Spigolature: Breve storia dei campionatori

L’idea di registrare una serie di suoni, disporli in anello e riprodurli elettronicamente risale ad un’intuizione degli anni '50 di Pierre Schaefer, il grande sperimentatore francese pioniere della musique concrète. Le prime realizzazioni commerciali dell’idea furono i campionatori analogici Chamberlin (1956) e Mellotron (primi anni '60).

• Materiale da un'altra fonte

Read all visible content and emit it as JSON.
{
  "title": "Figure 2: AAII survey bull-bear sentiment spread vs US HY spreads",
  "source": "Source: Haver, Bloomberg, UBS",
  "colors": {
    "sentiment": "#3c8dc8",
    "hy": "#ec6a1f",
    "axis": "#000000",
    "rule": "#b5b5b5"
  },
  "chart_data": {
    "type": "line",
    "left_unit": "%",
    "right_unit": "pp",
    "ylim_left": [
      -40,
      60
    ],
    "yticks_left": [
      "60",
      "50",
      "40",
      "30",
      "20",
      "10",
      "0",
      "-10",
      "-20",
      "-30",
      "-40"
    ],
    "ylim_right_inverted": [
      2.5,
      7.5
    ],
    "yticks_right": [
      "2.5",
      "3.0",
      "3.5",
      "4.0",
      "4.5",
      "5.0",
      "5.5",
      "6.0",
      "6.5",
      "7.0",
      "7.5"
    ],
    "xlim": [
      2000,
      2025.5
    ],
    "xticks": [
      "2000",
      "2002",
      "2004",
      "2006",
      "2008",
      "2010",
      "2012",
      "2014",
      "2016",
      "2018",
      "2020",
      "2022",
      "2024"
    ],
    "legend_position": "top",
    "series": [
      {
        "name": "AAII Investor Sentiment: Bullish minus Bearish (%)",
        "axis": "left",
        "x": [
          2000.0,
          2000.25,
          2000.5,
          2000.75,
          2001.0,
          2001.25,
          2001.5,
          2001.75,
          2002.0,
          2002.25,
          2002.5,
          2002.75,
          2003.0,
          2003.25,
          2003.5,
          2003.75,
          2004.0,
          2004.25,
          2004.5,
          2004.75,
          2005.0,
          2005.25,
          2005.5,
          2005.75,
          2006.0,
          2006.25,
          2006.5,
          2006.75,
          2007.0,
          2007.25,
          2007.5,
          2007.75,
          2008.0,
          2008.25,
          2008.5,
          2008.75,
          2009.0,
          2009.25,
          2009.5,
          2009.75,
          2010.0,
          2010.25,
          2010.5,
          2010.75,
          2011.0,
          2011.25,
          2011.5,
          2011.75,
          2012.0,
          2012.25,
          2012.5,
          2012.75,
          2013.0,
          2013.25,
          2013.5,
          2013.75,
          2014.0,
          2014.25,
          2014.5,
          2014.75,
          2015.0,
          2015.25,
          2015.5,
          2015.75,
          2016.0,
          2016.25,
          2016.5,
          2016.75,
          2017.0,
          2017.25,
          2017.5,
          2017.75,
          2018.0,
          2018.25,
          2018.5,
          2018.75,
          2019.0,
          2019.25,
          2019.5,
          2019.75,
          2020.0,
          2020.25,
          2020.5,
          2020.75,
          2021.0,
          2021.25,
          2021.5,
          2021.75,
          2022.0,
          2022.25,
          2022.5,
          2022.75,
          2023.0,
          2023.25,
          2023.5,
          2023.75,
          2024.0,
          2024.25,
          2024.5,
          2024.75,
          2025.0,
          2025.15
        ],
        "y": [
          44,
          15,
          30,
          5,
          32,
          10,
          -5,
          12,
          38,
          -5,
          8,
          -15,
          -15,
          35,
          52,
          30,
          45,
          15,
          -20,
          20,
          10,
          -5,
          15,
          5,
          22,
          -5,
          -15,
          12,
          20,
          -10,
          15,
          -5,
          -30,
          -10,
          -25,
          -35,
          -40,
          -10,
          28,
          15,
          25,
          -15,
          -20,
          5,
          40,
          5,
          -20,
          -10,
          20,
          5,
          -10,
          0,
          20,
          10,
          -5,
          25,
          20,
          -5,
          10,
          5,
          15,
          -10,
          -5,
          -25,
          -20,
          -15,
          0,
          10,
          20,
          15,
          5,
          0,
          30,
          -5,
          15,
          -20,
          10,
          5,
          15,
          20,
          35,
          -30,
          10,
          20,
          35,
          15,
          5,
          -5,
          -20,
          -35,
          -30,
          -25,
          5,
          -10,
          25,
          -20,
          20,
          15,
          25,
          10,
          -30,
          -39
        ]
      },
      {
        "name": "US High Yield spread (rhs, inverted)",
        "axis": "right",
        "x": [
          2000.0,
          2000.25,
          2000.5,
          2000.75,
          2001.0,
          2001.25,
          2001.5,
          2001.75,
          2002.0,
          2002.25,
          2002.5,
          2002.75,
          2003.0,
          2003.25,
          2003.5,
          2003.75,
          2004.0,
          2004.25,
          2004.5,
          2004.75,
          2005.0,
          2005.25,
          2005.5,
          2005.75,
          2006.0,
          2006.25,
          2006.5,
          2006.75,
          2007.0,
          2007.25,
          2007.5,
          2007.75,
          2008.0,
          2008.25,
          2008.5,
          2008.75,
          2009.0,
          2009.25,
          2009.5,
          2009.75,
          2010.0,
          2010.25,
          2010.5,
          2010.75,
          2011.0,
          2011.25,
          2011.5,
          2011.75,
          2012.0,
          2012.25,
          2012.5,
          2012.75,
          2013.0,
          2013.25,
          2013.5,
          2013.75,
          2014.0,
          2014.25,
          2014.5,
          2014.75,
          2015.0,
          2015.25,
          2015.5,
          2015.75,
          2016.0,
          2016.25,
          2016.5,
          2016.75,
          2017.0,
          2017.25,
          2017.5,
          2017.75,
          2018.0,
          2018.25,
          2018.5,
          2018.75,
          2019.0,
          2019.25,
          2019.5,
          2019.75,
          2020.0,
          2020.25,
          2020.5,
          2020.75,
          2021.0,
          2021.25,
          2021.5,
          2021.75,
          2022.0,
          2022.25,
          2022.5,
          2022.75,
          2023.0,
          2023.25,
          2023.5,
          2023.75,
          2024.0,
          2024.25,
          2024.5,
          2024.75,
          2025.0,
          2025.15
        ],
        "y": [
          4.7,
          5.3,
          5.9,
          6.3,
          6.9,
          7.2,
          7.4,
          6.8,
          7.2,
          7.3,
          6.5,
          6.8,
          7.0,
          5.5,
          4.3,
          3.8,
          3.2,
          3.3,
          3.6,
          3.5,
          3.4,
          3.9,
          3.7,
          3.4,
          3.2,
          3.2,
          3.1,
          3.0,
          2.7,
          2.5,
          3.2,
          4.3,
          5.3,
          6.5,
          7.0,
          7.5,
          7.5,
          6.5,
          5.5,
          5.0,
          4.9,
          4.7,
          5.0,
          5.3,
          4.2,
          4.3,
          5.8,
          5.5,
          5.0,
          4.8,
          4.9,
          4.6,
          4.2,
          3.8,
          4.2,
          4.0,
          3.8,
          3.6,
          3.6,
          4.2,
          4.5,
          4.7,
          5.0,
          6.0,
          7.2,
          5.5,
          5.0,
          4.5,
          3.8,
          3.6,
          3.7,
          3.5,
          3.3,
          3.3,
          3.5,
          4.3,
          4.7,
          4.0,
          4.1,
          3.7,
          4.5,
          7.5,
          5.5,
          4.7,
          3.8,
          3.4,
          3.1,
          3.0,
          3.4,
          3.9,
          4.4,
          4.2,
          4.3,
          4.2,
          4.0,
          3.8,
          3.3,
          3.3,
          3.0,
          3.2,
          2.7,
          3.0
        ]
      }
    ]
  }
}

Alla fine degli anni '60 a Londra nacque il primo campionatore digitale, l’EMS Musys, progettato da David Cockerell, Peter Grogono e Peter Zinovieff. Si trattava di un campionatore software che girava su mainframe universitari PDP di Digital Equipement. La storia dei campionatori hardware inizia però solo con il Fairlight CMI (1979).

È nota la storia, ammantata di leggenda, della nascita del Kurzweil K250 (1982) dal fortuito incontro, seduti fianco a fianco sullo stesso aereo, tra il musicista Stevie Wonder e l’inventore e futurologo Ray Kurzweil. Il K250 poteva campionare, ma conteneva anche suoni già pronti, tra cui i suoni fondamentali dell’orchestra, come il pianoforte, le sezioni separate di archi, i timpani, e suoni essenziali per il jazz, come il sax, il trombone solo, il contrabbasso pizzicato e il kit di batteria.

Gli esperimenti di David Cockerell sui delay digitali di Electro-Harmonix a condurre allo sviluppo dei campionatori hardware di Akai (che videro la luce sotto forma di S612, a metà degli anni '80). I nuovi strumenti introducevano diverse innovazioni, tra cui il loop in crossfade, che semplificava la creazione dei suoni anche con poca memoria e campioni corti, ed eliminavano i suoni in ROM, riducendo così drasticamente il costo. Retrospettivamente, possiamo però dire che la maggior conseguenza di questa rimozione fu la necessità di creare librerie di suoni, e quindi di causare la nascita di un mercato di suoni campionati – immancabilmente, appunto, disponibili in formato Akai, e leggibili anche dai successivi modelli di E-mu Systems, Roland, Ensoniq, Casio, Korg e Yamaha.